Some car buyers are being overcharged by more than £1,000 when they take out a loan to buy a car, the UK’s financial watchdog has warned.
The Financial Conduct Authority (FCA) said the industry practice of allowing dealers to set their own interest rates was costing consumers £300m a year.
Dealers overcharge to boost their commission, the FCA’s investigation concluded.
It said “we will act to address harm caused by this business model”.
The regulator launched its investigation into the car finance market in April 2017 after there was a rapid surge in consumer credit led by car dealership finance.
At the time, it said it was concerned about a lack of transparency and potential conflicts of interest.
In its final findings on motor finance, the FCA concluded that the widespread use of commission models, which allow brokers discretion to set the customer’s interest rate and thus earn higher commission, can lead to conflicts of interest that are not controlled adequately by lenders.
It said the practice can lead to customers paying significantly more for their motor finance.
Jonathan Davidson of the FCA said: “We found that some motor dealers are overcharging unsuspecting customers over a thousand pounds in interest charges in order to obtain bigger commission payouts for themselves.

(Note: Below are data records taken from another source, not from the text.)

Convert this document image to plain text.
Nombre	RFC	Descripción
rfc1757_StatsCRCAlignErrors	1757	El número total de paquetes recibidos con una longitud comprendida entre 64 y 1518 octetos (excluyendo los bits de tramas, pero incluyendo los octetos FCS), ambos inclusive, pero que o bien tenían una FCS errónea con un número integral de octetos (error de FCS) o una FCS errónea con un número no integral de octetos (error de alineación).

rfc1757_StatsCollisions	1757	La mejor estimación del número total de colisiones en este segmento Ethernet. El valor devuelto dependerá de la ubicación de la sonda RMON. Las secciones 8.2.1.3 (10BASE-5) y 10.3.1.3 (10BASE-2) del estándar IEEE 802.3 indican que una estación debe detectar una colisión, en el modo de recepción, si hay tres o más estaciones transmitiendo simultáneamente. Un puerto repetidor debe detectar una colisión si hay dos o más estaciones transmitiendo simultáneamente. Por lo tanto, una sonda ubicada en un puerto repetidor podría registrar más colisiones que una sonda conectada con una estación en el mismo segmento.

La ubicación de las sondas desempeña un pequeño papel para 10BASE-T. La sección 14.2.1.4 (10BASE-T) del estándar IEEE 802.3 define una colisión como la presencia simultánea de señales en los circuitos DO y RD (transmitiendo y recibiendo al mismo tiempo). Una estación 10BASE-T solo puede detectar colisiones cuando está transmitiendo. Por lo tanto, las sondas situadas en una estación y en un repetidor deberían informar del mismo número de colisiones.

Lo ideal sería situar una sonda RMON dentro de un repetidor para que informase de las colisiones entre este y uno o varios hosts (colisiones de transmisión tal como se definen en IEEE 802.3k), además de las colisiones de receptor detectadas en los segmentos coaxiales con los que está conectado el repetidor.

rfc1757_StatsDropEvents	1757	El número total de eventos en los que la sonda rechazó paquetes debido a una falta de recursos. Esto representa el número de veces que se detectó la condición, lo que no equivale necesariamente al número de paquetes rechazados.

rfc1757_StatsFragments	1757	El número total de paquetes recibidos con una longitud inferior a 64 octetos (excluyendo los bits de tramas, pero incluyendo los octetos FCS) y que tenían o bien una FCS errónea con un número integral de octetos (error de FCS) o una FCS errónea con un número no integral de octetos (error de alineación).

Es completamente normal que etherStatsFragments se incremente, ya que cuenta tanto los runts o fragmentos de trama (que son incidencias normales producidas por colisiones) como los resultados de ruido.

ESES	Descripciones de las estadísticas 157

“We also have concerns that firms may be failing to meet their existing obligations in relation to pre-contract disclosure and explanations, and affordability assessments.
“This is simply not good enough and we expect firms to review their operations to address our concerns.”
The FCA said it was assessing the options for intervening in the market.
Options include strengthening existing rules or other steps such as banning certain types of commission model or limiting broker discretion.
In the meantime, the regulator said it would deal with individual firms where problems were identified, but it expects all lenders and brokers to review the way they do business to make sure they comply with the law and treat customers fairly.